Every year around this time I find myself falling into the same pattern, the one where I lose focus for one second and it goes from being Labor Day to Christmas Day in the blink of an eye. At that point, I look around and wonder why I didn’t make cookies this year, or appropriately compile a Christmas list or do a thousand other festive things I’d definitely planned to do but failed to allocate time for. This year, I have a packed schedule for the next 6 weeks that includes: hosting Thanksgiving for the first time, taking a 6-day trip to London in early December and organizing a festive dinner party for 10 in the middle of the month, on an ever-tricky Friday night. And I’m determined to do it all.

“Doing it all” in this case includes testing a wide variety of Christmas cookies, something that has eluded me in the past few years. Despite my best intentions, come December 25, I have baked zero to one batch. This year, however, things are different. I started in late October with these fabulous chewy molasses cookies, which come out in the top 3 of my best holiday cookies list. Since then I’ve been testing a new cookie every week, so by the time we’re a few weeks out I’ll have shared the best ones here…and eaten a ton of cookies.

Growing up, baking holiday cookies to give to our teachers was one of our favorite projects of the year. We’d bake three or four different kinds, wrap them in acetate sheets, tie them with a beautiful bow and hand them out before vacation started. In adulthood, I’m drawn to making those same cookies – nostalgia, I guess. These, however, were not in those packs (they’re a bit more of an adult taste I think) and today are some of my favorites.

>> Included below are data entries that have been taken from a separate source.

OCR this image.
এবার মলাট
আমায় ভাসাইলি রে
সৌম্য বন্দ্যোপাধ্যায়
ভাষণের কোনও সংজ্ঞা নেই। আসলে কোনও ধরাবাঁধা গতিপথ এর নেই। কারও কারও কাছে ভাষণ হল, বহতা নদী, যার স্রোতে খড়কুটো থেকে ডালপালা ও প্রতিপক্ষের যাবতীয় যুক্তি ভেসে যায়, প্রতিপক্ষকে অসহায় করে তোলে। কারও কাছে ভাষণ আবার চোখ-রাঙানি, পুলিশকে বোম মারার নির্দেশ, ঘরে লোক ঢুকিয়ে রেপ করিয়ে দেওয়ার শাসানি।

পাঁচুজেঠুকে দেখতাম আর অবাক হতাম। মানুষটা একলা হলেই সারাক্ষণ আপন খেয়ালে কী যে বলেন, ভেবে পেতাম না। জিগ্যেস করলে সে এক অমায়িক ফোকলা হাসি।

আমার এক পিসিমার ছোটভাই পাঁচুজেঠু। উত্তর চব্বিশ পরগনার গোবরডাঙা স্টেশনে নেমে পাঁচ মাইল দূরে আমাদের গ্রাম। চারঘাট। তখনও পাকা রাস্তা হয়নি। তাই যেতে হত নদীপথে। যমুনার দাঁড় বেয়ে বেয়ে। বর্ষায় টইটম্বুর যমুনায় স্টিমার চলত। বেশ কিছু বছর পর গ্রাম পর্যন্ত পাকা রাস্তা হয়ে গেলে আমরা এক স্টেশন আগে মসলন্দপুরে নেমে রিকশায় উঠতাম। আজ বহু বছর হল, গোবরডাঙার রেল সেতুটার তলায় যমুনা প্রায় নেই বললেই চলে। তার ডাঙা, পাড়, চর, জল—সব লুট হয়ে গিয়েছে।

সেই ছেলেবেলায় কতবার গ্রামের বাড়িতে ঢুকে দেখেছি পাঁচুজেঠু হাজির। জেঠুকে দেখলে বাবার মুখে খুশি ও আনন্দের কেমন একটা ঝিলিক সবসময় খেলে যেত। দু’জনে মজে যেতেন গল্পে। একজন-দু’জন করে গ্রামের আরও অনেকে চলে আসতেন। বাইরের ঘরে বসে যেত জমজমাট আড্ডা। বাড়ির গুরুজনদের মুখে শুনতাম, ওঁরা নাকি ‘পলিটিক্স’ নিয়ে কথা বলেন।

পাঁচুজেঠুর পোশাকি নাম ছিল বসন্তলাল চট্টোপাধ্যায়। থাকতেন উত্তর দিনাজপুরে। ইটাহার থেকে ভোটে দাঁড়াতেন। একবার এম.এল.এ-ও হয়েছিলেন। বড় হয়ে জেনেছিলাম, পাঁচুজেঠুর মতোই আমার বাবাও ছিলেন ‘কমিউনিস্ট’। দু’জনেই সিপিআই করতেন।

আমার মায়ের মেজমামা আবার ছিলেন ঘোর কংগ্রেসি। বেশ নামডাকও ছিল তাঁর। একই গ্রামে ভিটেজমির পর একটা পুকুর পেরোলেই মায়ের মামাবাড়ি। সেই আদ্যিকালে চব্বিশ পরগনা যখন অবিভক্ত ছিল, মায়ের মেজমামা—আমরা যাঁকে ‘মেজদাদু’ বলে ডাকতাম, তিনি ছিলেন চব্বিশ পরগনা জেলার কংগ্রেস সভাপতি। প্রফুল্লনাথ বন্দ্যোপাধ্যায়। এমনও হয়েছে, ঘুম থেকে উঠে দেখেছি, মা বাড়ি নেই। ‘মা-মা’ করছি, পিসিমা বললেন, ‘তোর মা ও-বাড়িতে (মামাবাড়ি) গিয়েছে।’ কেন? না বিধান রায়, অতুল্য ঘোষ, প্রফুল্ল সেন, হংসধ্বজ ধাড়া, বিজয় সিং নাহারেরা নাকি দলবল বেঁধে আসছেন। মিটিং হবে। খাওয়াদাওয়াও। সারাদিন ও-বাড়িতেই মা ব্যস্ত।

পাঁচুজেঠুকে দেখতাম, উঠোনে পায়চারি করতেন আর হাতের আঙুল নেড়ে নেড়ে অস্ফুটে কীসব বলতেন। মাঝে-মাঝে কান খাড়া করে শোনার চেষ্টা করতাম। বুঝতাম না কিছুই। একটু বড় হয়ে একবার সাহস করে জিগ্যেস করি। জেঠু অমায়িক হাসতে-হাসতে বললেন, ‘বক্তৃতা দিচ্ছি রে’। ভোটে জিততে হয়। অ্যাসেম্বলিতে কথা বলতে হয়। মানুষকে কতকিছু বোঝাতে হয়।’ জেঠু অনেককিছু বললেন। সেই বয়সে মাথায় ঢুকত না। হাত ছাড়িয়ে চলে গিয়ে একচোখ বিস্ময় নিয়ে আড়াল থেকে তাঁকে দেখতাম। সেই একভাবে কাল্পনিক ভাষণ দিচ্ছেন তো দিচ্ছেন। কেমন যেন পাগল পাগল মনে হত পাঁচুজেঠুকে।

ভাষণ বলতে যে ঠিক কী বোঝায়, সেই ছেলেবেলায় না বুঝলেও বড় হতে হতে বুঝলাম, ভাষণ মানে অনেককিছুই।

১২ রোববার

I’ve made molasses cookies here before, but these are distinctly different. They’re puffy and chewy, with a crisp exterior and pillowy center, and the demerara sugar creates a very satisfying crunch. They’re also deeply, deeply spiced with cardamom, the darkest molasses, cinnamon and ginger. Last but not least, they are gorgeous, puffing up on the sheet pan and creating a little crinkle pattern down their middles. If you celebrate Christmas, make sure these get in your acetate gift pouches, and if you don’t, then enjoy a batch of cookies that taste exactly like winter with a cup of hot cider.

Chewy Molasses Cookies

Category: Desserts

Servings: Makes 2 1/2 dozen cookies

Cookie dough can be made and rolled into balls 2 weeks ahead. Freeze on a baking sheet; transfer to resealable plastic bags. Let sit at room temperature 30 minutes before rolling in sugar.

Ingredients

  • 2 cups all-purpose flour
  • 2 teaspoons baking soda
  • 11/2 teaspoon ground cinnamon
  • 1 teaspoon ground ginger
  • 3/4 teaspoon ground cardamom
  • 1/2 teaspoon kosher salt
  • 1 large egg
  • 1/2 cup (1 stick) unsalted butter, melted
  • 1/3 cup granulated sugar
  • 1/3 cup mild-flavored (light) or robust-flavored (dark) molasses (I did half and half)
  • 1/4 cup (packed) dark brown sugar
  • Coarse sanding or raw sugar (for rolling)

Instructions

  1. Place racks in lower and upper thirds of oven; preheat to 375°. Whisk flour, baking soda, cinnamon, ginger, cardamom, and salt in a small bowl. Whisk egg, butter, granulated sugar, molasses, and brown sugar in a medium bowl. Mix in dry ingredients just to combine.
  2. Place sanding sugar in a shallow bowl. Scoop out dough by the tablespoonful and roll into balls (if dough is sticky, chill 20 minutes). Roll in sugar and place on 2 parchment-lined baking sheets, spacing 2” apart.
  3. Bake cookies, rotating baking sheets halfway through, until cookies are puffed, cracked, and just set around edges (overbaked cookies won’t be chewy), 8–10 minutes. Transfer to wire racks and let cool.